Six weeks later, after an intense search by the federal authority, the bullet-ridden bodies of the youths buried under an earthen dam would be located. The case galvanized the country. At the trial, one confessed avoiding jail-term, seven were convicted (but none served than more than six years) and eight would be acquitted, Mr. Killen being one of them. One lone dissenter from an all-white jury had famously proclaimed that she did not believe that a “Man of God” could participate in such a crime! The case lingered on country’s conscience for four decades, when it was reopened based on new evidence and re-analysis of old testimony. In a re-trial, the presiding judge finding Mr. Killen guilty imposed a sentence of a total of sixty years, twenty years for each victim, while opining that each life has value. To the judge, it did not matter that by now Mr. Killen had become an old fragile gentleman.
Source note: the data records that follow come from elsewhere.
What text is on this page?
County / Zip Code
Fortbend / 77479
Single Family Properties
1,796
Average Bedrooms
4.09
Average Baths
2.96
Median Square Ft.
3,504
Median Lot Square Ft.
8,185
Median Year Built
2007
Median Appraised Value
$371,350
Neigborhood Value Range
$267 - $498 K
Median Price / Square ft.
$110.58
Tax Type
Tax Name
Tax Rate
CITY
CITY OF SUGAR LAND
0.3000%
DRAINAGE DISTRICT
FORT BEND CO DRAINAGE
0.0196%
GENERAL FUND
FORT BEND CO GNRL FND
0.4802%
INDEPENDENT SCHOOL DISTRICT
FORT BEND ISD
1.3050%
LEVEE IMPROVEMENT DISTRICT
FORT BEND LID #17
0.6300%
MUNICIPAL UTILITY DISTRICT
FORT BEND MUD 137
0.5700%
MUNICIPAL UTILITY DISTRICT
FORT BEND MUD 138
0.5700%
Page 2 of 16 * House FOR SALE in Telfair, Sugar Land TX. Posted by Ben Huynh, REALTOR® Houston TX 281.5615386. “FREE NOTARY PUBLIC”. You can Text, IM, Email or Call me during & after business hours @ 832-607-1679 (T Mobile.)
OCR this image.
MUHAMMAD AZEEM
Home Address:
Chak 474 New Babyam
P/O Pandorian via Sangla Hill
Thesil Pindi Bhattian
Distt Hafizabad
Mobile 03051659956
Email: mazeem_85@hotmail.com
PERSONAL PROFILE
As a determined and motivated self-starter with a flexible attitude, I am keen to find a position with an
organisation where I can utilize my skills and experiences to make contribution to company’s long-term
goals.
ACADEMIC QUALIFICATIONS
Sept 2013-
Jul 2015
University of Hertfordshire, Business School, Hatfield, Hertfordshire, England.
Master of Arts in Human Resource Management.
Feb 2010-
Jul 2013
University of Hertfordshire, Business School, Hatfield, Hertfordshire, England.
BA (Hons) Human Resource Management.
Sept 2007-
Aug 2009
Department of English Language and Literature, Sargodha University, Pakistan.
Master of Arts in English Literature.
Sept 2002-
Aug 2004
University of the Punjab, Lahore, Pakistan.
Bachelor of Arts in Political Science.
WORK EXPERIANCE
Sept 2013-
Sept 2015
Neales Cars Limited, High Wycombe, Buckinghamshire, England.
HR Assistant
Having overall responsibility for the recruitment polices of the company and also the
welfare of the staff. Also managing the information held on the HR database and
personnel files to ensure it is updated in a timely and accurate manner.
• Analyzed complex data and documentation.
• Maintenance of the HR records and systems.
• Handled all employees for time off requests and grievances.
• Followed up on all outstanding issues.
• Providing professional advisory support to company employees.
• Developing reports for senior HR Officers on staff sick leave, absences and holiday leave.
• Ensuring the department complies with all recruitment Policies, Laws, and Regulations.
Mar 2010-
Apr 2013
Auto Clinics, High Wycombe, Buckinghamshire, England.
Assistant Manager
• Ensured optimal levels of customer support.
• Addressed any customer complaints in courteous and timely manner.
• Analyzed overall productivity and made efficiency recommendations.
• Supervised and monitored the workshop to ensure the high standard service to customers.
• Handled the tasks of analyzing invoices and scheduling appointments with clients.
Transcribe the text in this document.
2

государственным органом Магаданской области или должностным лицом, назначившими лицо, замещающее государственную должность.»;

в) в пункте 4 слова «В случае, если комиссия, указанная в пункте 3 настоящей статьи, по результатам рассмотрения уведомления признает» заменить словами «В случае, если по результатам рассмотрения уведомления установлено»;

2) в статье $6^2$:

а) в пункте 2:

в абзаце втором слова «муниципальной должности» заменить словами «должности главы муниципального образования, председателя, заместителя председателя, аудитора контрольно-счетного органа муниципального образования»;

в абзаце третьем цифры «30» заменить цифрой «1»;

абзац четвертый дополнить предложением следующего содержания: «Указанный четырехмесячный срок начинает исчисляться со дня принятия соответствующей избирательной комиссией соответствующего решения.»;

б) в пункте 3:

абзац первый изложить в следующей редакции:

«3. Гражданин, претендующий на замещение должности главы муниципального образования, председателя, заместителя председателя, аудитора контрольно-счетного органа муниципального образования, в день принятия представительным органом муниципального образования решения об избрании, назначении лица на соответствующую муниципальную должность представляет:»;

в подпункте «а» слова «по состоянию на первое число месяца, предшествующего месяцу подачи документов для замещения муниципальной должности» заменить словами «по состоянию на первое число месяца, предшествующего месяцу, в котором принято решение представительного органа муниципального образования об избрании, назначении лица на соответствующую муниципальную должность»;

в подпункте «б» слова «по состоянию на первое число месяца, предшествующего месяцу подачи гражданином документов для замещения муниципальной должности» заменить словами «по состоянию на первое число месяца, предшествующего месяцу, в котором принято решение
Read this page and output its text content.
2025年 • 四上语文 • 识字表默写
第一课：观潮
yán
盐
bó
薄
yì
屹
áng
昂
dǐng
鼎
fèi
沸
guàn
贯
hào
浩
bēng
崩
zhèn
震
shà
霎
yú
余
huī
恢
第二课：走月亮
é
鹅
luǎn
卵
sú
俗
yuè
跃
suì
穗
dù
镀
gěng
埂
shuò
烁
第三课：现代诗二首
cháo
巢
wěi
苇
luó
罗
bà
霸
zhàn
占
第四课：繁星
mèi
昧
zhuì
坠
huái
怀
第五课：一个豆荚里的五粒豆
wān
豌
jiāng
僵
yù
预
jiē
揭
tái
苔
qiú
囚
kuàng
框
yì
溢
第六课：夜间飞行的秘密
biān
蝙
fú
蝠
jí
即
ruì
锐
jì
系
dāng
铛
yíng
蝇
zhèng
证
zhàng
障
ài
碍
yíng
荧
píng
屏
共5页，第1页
Recently, the country has been reeling from fresh waves of racism and bigotry from higher levels of leadership including the strongman himself. Ironically, soon an annual remembrance day in the memory of the slain civil rights leader Rev. Dr. Martin Luther King Jr. will come on January 18th. He was also assassinated by another white supremacist Mr. James Earl Ray. Rev. King famously reminded us: “In the end, we will remember not the words of our enemies, but the silence of our friends.”
At the end, Mr. Edgar Killen drew his last breath in a prison cell in Mississippi. He was 92 years old.